Technology Sex dolls are becoming increasingly lifelike. by Peter Griffin
Sex dolls are becoming increasingly lifelike but human flesh still wins out.
We’ve been told the robots are coming to take our jobs. They are, but that’s not the half of it. They are also coming to seduce us. Sextech, dildonics, telesex robots and technovirgins – in the next decade, the quaint sex doll will get a high-tech upgrade courtesy of innovation in silicon compounds, robotics and artificial intelligence.
A report by the Foundation for Responsible Robotics in The Hague is one of the first to consider the technical progress and social implications of sex robots. It makes for mind-boggling reading.
At least four companies sell sex robots, ranging in price from US$5000 to US$15,000. They are typically steel frames coated in silicon rubber advertised as “warm to the touch”. They have realistic skin tones, nipples and pubic hair and, in many cases, interchangeable heads.
The Android Love Doll can perform “50 automated sexual positions”; Susie Software and Harry Harddrive, for their part, can simulate sexual movement once they’ve been manoeuvred into place.

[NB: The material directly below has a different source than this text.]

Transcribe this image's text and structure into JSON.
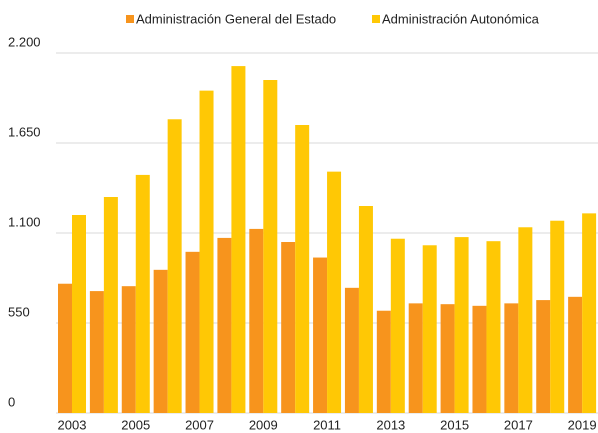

Many of them can talk, grunt and sigh, with lip syncing. They are given personality traits such as “Frigid Farrah” and “Wild Wendy”. And Siri-like chatbots are being experimented with so the alluring androids can make conversation.
The robot bordello scenes of Westworld and the Gigolo Joe and Gigolo Jane of Steven Spielberg’s
A.I. are still some way off. But surveys of people’s willingness to have sex with robots have thrown up some interesting results. One study of 229 heterosexual men found that 40% could imagine themselves buying a sex robot in the next five years.
“Studies using indirect experimental measures found that people were aroused by touching robot’s ‘intimate’ regions and that males found pictures of robots in underwear just as attractive as females in underwear,” the researchers noted.
A big factor in acceptance of sex robots is the so-called “Uncanny Valley”, which refers to growing affinity with robots as they look increasingly human, until a turn-off tipping point when they look nearly identical to people. On the other side of the valley is a robot that can actually fool us into thinking it is human.
The closest so far is Sophia from Hanson Robotics, which uses highly realistic elastic polymers to mimic skin and muscles. Sophia can detect faces, process conversational data and respond with facial expressions and head and arm movements.
There is a growing market for this stuff. But what if sex with robots comes to be more appealing than the real thing? Could it lead to social dysfunction if the greater sexual gratification of a robot lover steals people away from human partners? The scientific literature doesn’t have any answers, although researchers of porn addiction may have something to say about it.
On the flip side, sex-robot makers are quick to point out that their androids are assisting with sex therapy and in helping lonely souls find some comfort.
Then there are the implications for the sex trade – will bots put prostitutes out of work? There are sex-doll hotels in Asia and Europe. But human flesh still wins out for the time being. What will happen to concepts of gender in a world of robotic sex and what is the legality of designing a robot that can simulate rape?
Could sex robots actually cut down on sex crimes? In Japan, a child-like sex doll whose creator is a self-confessed paedophile is on the market.
“We should accept that there is no way to change someone’s fetishes,” Shin Takagi told the Atlantic last year. “I am helping people express their desires, legally and ethically. It’s not worth living if you have to live with repressed desire.”
And we thought drones and driverless cars posed some ethical conundrums.
What about the implications for the sex trade – will bots put prostitutes out of work?